On Thursday, the Regulatory Oversight and Gambling Committee of New Jersey voted 3-1 (with one member abstaining) in favor of sending an online gaming bill (A2578) to a vote at the full Assembly. This is a good step forward for those in favor of online gambling in New Jersey.
Bill A2578 is worded such that it would supplement current gambling legislation, by adding poker, roulette, baccarat, blackjack and other games to the list of “Authorized Gambling Games” suitable for wagering over the internet, as laid out in the current New Jersey Casino Control Act. It would allow for operators to obtain gaming licenses in Atlantic City and offer online gambling games to the residents of New Jersey.
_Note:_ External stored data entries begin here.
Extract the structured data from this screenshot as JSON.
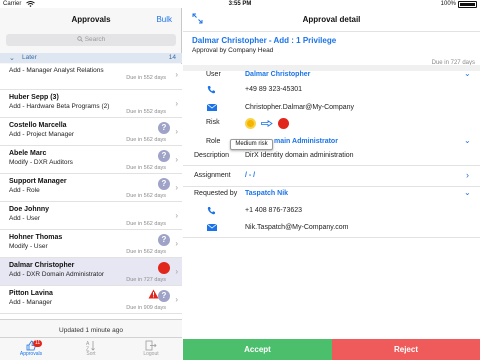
{
  "status": {
    "carrier": "Carrier",
    "time": "3:55 PM",
    "battery": "100%"
  },
  "left": {
    "title": "Approvals",
    "bulk": "Bulk",
    "search_placeholder": "Search",
    "group": {
      "label": "Later",
      "count": "14"
    },
    "items": [
      {
        "title": "",
        "subtitle": "Add - Manager Analyst Relations",
        "due": "Due in 552 days",
        "badge": "none"
      },
      {
        "title": "Huber Sepp (3)",
        "subtitle": "Add - Hardware Beta Programs (2)",
        "due": "Due in 552 days",
        "badge": "none"
      },
      {
        "title": "Costello Marcella",
        "subtitle": "Add - Project Manager",
        "due": "Due in 562 days",
        "badge": "question"
      },
      {
        "title": "Abele Marc",
        "subtitle": "Modify - DXR Auditors",
        "due": "Due in 562 days",
        "badge": "question"
      },
      {
        "title": "Support Manager",
        "subtitle": "Add - Role",
        "due": "Due in 562 days",
        "badge": "question"
      },
      {
        "title": "Doe Johnny",
        "subtitle": "Add - User",
        "due": "Due in 562 days",
        "badge": "none"
      },
      {
        "title": "Hohner Thomas",
        "subtitle": "Modify - User",
        "due": "Due in 562 days",
        "badge": "question"
      },
      {
        "title": "Dalmar Christopher",
        "subtitle": "Add - DXR Domain Administrator",
        "due": "Due in 727 days",
        "badge": "red"
      },
      {
        "title": "Pitton Lavina",
        "subtitle": "Add - Manager",
        "due": "Due in 909 days",
        "badge": "warn-question"
      }
    ],
    "updated": "Updated 1 minute ago",
    "tabs": {
      "approvals": "Approvals",
      "approvals_badge": "11",
      "sort": "Sort",
      "logout": "Logout"
    }
  },
  "right": {
    "title": "Approval detail",
    "header_title": "Dalmar Christopher - Add : 1 Privilege",
    "header_sub": "Approval by Company Head",
    "header_due": "Due in 727 days",
    "user_label": "User",
    "user_name": "Dalmar Christopher",
    "user_phone": "+49 89 323-45301",
    "user_email": "Christopher.Dalmar@My-Company",
    "risk_label": "Risk",
    "risk_tooltip": "Medium risk",
    "role_label": "Role",
    "role_value": "main Administrator",
    "description_label": "Description",
    "description_value": "DirX Identity domain administration",
    "assignment_label": "Assignment",
    "assignment_value": "/ - /",
    "requested_label": "Requested by",
    "requested_name": "Taspatch Nik",
    "requested_phone": "+1 408 876-73623",
    "requested_email": "Nik.Taspatch@My-Company.com",
    "accept": "Accept",
    "reject": "Reject"
  },
  "colors": {
    "accent": "#1a73e8",
    "accept": "#4cbf6c",
    "reject": "#ef5b5b",
    "risk_red": "#e1261c",
    "risk_yellow": "#f4b400"
  }
}
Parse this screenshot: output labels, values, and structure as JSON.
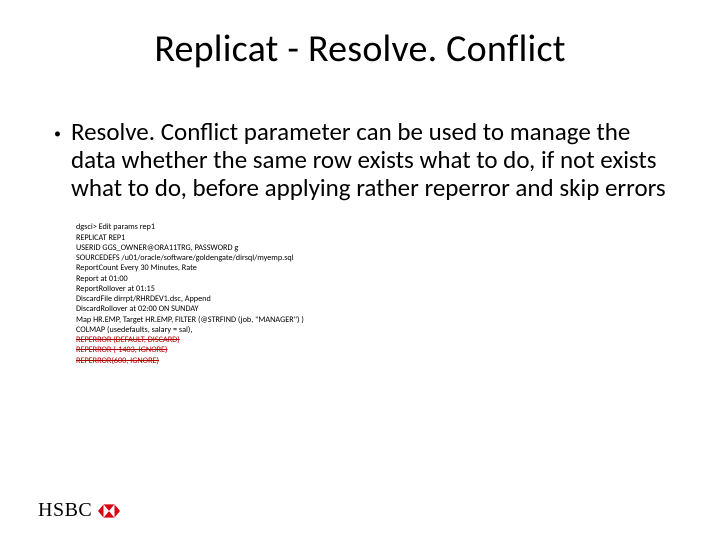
{
  "title": "Replicat - Resolve. Conflict",
  "bullet": "Resolve. Conflict parameter can be used to manage the data whether the same row exists what to do, if not exists what to do, before applying rather reperror and skip errors",
  "code": {
    "l1": "dgsci> Edit params rep1",
    "l2": "REPLICAT REP1",
    "l3": "USERID GGS_OWNER@ORA11TRG, PASSWORD g",
    "l4": "SOURCEDEFS /u01/oracle/software/goldengate/dirsql/myemp.sql",
    "l5": "ReportCount Every 30 Minutes, Rate",
    "l6": "Report at 01:00",
    "l7": "ReportRollover at 01:15",
    "l8": "DiscardFile dirrpt/RHRDEV1.dsc, Append",
    "l9": "DiscardRollover at 02:00 ON SUNDAY",
    "l10": "Map HR.EMP, Target HR.EMP, FILTER (@STRFIND (job, \"MANAGER\") )",
    "l11": "COLMAP (usedefaults, salary = sal),",
    "s1": "REPERROR (DEFAULT, DISCARD)",
    "s2": "REPERROR (-1403, IGNORE)",
    "s3": "REPERROR(600, IGNORE)"
  },
  "logo": {
    "text": "HSBC",
    "icon": "hsbc-hex-icon",
    "red": "#db0011"
  }
}
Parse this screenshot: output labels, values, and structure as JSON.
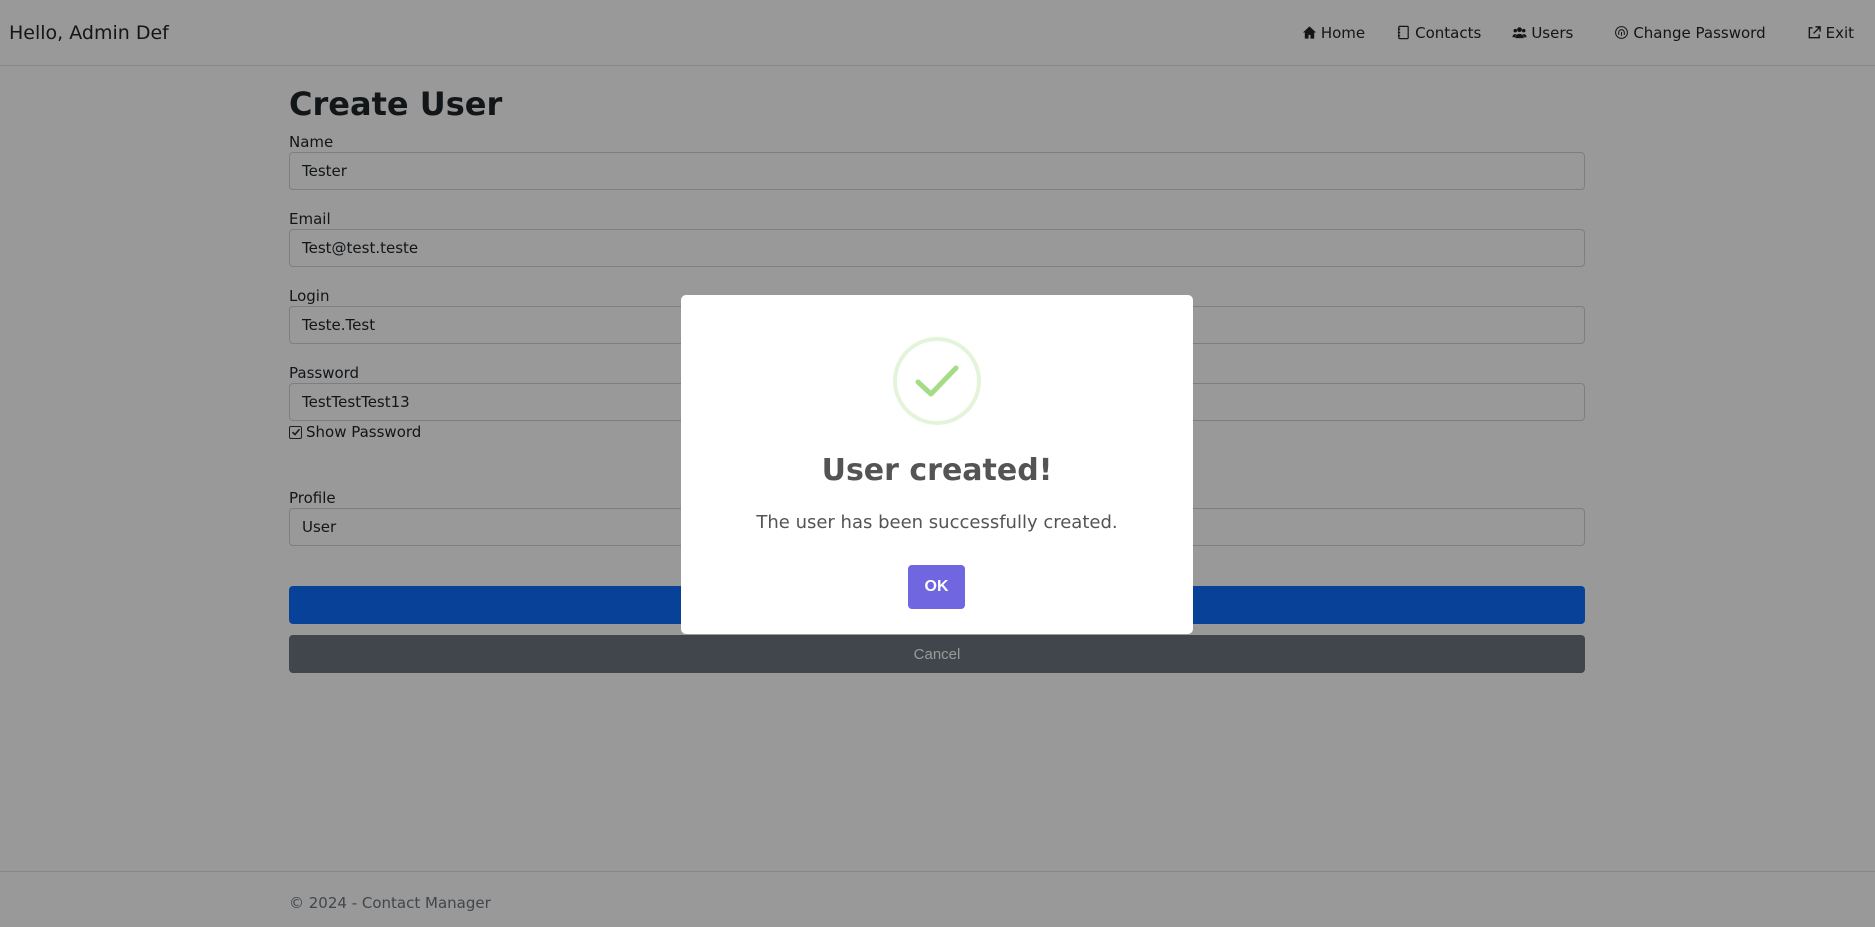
{
  "header": {
    "greeting": "Hello, Admin Def",
    "nav": [
      {
        "label": "Home",
        "icon": "home-icon"
      },
      {
        "label": "Contacts",
        "icon": "contacts-book-icon"
      },
      {
        "label": "Users",
        "icon": "users-icon"
      },
      {
        "label": "Change Password",
        "icon": "fingerprint-icon"
      },
      {
        "label": "Exit",
        "icon": "external-link-icon"
      }
    ]
  },
  "form": {
    "title": "Create User",
    "name_label": "Name",
    "name_value": "Tester",
    "email_label": "Email",
    "email_value": "Test@test.teste",
    "login_label": "Login",
    "login_value": "Teste.Test",
    "password_label": "Password",
    "password_value": "TestTestTest13",
    "show_password_label": "Show Password",
    "show_password_checked": true,
    "profile_label": "Profile",
    "profile_value": "User",
    "submit_label": "",
    "cancel_label": "Cancel"
  },
  "footer": {
    "text": "© 2024 - Contact Manager"
  },
  "modal": {
    "title": "User created!",
    "message": "The user has been successfully created.",
    "ok_label": "OK",
    "icon": "success-check-icon"
  },
  "colors": {
    "primary": "#0d6efd",
    "secondary": "#6c757d",
    "confirm": "#7066e0",
    "success": "#a5dc86"
  }
}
As expected, not everyone is pleased with the potential effects of this bill. State Sen. Ralph Caputo, a former Atlantic City casino executive, says that it is “hypocritical” for the Legislature to allow a “virtual expansion of gaming” beyond Atlantic City’s boundaries, without also giving brick and mortar establishments the same luxury.
Sen. Ray Lesniak is an advocate of legalized online gambling. He sees it as a good way to regulate the industry, while at the same time benefiting the state with tax revenues. However, he has voiced concern over the fact that the Assembly version of this bill proposes a much higher tax rate than what was expressed in the Senate version. The Assembly version states a tax of 20% of the gross revenue, and another 5% to go towards the Casino Reinvestment Development Authority. This 25% rate is much higher than the current 9.25% tax (8% plus 1.25%) that brick and mortar casinos are subject to.
Lesniak was heard in testimony saying that too high of a tax rate for online entities might have a strong negative impact on the ability of New Jersey operators from being able to create accords with other states’ online gambling operations. There is no currently enacted legislation supporting this, but there is one pending piece of legislation (Senate Bill 1565) which would allow such pacts under certain circumstances.
The proposed Bill A2578 isn’t the only bill regarding online gaming currently being considered for New Jersey. There are at least two other pending bills regarding internet technology and how it should be permitted for use when it comes to gambling.
There is the pending Senate Bill 1565, which is up for vote on May31st. There is also the proposed bill A-2610, which would update New Jersey’s horse racing laws to make a clear exception for players to place bets and receive information about bets on their cellphones and other mobile devices, such as iPads. Currently in the USA, only Nevada and Atlantic City allow the use of cellphones and other mobile devices in designated sports book and other gambling areas.